Me queda un año de vida… ¡Cásate conmigo, dame un heredero y te quedarás con TODO!, dijo el granjero

En 1878, en el remoto Valle de São Miguel, las mañanas siempre olían a tierra húmeda y a lavanda silvestre. Allí vivía Clara, una joven costurera de veinte años que se levantaba antes de que el sol tocara las tejas torcidas de su pequeña casa de adobe. Sus manos, llenas de callos pero firmes, se movían sobre la tela como si rezaran una oración silenciosa. Cada puntada era una forma de sobrevivir, cada nudo, una pequeña victoria contra el hambre que rondaba su puerta.

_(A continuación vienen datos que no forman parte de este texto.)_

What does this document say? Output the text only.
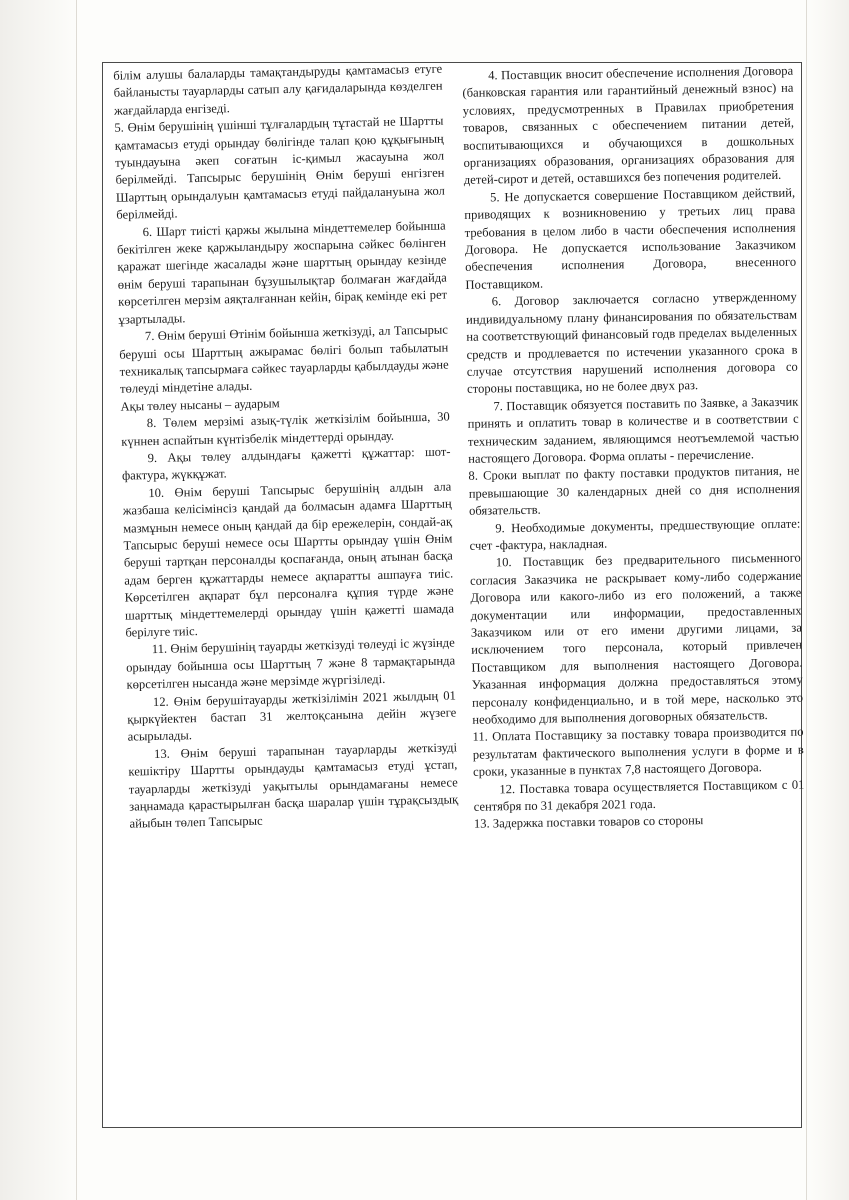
білім алушы балаларды тамақтандыруды қамтамасыз етуге байланысты тауарларды сатып алу қағидаларында көзделген жағдайларда енгізеді.

5. Өнім берушінің үшінші тұлғалардың тұтастай не Шартты қамтамасыз етуді орындау бөлігінде талап қою құқығының туындауына әкеп соғатын іс-қимыл жасауына жол берілмейді. Тапсырыс берушінің Өнім беруші енгізген Шарттың орындалуын қамтамасыз етуді пайдалануына жол берілмейді.

6. Шарт тиісті қаржы жылына міндеттемелер бойынша бекітілген жеке қаржыландыру жоспарына сәйкес бөлінген қаражат шегінде жасалады және шарттың орындау кезінде өнім беруші тарапынан бұзушылықтар болмаған жағдайда көрсетілген мерзім аяқталғаннан кейін, бірақ кемінде екі рет ұзартылады.

7. Өнім беруші Өтінім бойынша жеткізуді, ал Тапсырыс беруші осы Шарттың ажырамас бөлігі болып табылатын техникалық тапсырмаға сәйкес тауарларды қабылдауды және төлеуді міндетіне алады.

Ақы төлеу нысаны – аударым

8. Төлем мерзімі азық-түлік жеткізілім бойынша, 30 күннен аспайтын күнтізбелік міндеттерді орындау.

9. Ақы төлеу алдындағы қажетті құжаттар: шот-фактура, жүкқұжат.

10. Өнім беруші Тапсырыс берушінің алдын ала жазбаша келісімінсіз қандай да болмасын адамға Шарттың мазмұнын немесе оның қандай да бір ережелерін, сондай-ақ Тапсырыс беруші немесе осы Шартты орындау үшін Өнім беруші тартқан персоналды қоспағанда, оның атынан басқа адам берген құжаттарды немесе ақпаратты ашпауға тиіс. Көрсетілген ақпарат бұл персоналға құпия түрде және шарттық міндеттемелерді орындау үшін қажетті шамада берілуге тиіс.

11. Өнім берушінің тауарды жеткізуді төлеуді іс жүзінде орындау бойынша осы Шарттың 7 және 8 тармақтарында көрсетілген нысанда және мерзімде жүргізіледі.

12. Өнім берушітауарды жеткізілімін 2021 жылдың 01 қыркүйектен бастап 31 желтоқсанына дейін жүзеге асырылады.

13. Өнім беруші тарапынан тауарларды жеткізуді кешіктіру Шартты орындауды қамтамасыз етуді ұстап, тауарларды жеткізуді уақытылы орындамағаны немесе заңнамада қарастырылған басқа шаралар үшін тұрақсыздық айыбын төлеп Тапсырыс

4. Поставщик вносит обеспечение исполнения Договора (банковская гарантия или гарантийный денежный взнос) на условиях, предусмотренных в Правилах приобретения товаров, связанных с обеспечением питании детей, воспитывающихся и обучающихся в дошкольных организациях образования, организациях образования для детей-сирот и детей, оставшихся без попечения родителей.

5. Не допускается совершение Поставщиком действий, приводящих к возникновению у третьих лиц права требования в целом либо в части обеспечения исполнения Договора. Не допускается использование Заказчиком обеспечения исполнения Договора, внесенного Поставщиком.

6. Договор заключается согласно утвержденному индивидуальному плану финансирования по обязательствам на соответствующий финансовый годв пределах выделенных средств и продлевается по истечении указанного срока в случае отсутствия нарушений исполнения договора со стороны поставщика, но не более двух раз.

7. Поставщик обязуется поставить по Заявке, а Заказчик принять и оплатить товар в количестве и в соответствии с техническим заданием, являющимся неотъемлемой частью настоящего Договора. Форма оплаты - перечисление.

8. Сроки выплат по факту поставки продуктов питания, не превышающие 30 календарных дней со дня исполнения обязательств.

9. Необходимые документы, предшествующие оплате: счет -фактура, накладная.

10. Поставщик без предварительного письменного согласия Заказчика не раскрывает кому-либо содержание Договора или какого-либо из его положений, а также документации или информации, предоставленных Заказчиком или от его имени другими лицами, за исключением того персонала, который привлечен Поставщиком для выполнения настоящего Договора. Указанная информация должна предоставляться этому персоналу конфиденциально, и в той мере, насколько это необходимо для выполнения договорных обязательств.

11. Оплата Поставщику за поставку товара производится по результатам фактического выполнения услуги в форме и в сроки, указанные в пунктах 7,8 настоящего Договора.

12. Поставка товара осуществляется Поставщиком с 01 сентября по 31 декабря 2021 года.

13. Задержка поставки товаров со стороны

Mientras remendaba el vestido de la señora Mariana, de la casa grande del norte, Clara miraba por la ventana empañada. Las gallinas escarbaban el suelo del patio, entre las matas de col y las calabazas que ella misma había plantado. A simple vista, era una mañana como cualquier otra. Pero en el cuartito del fondo, la tos de su tía rompía el silencio una y otra vez.

—Tía, no se levante —susurró Clara cuando la vio incorporarse con esfuerzo.

Mercedes, de cincuenta y tantos, parecía tener el doble de edad. La enfermedad había ido consumiendo su cuerpo lentamente. El médico itinerante que pasara por el pueblo meses atrás no había sabido dar un nombre claro al mal, pero sí un precio: los remedios costaban más de lo que Clara ganaba en tres meses de costura.

A pesar de todo, los ojos de Mercedes seguían siendo vivos, inteligentes, llenos de un cariño que nunca necesitó demasiadas palabras. Ella había criado a Clara desde que la cólera se llevó a sus padres en una sola semana de verano. Fue también quien le enseñó a leer y a escribir, un lujo impensable para una muchacha pobre del valle.

Ese día transcurrió entre pequeños rituales: el té de menta, el pan cortado en rebanadas finísimas para que alcanzara toda la semana, la huerta regada con cuidado. Pero, mientras cosía, un pensamiento oscuro se colaba una y otra vez en la mente de Clara: los medicamentos se estaban acabando. En una semana, quizás dos, ya no habría nada para aliviar la tos con sangre ni la fiebre que quemaba a Mercedes por dentro.

Por la noche, cuando su tía por fin se durmió, Clara sacó de debajo del colchón un cuaderno viejo. Sentada en el borde de la cama, escribió con la pluma temblorosa sobre su miedo, su impotencia, esa sensación de estar sosteniendo un techo que se caía a pedazos con las manos desnudas. “La vida es una costura imperfecta —escribió—. Los hilos se rompen justo cuando más necesitamos que se mantengan firmes”.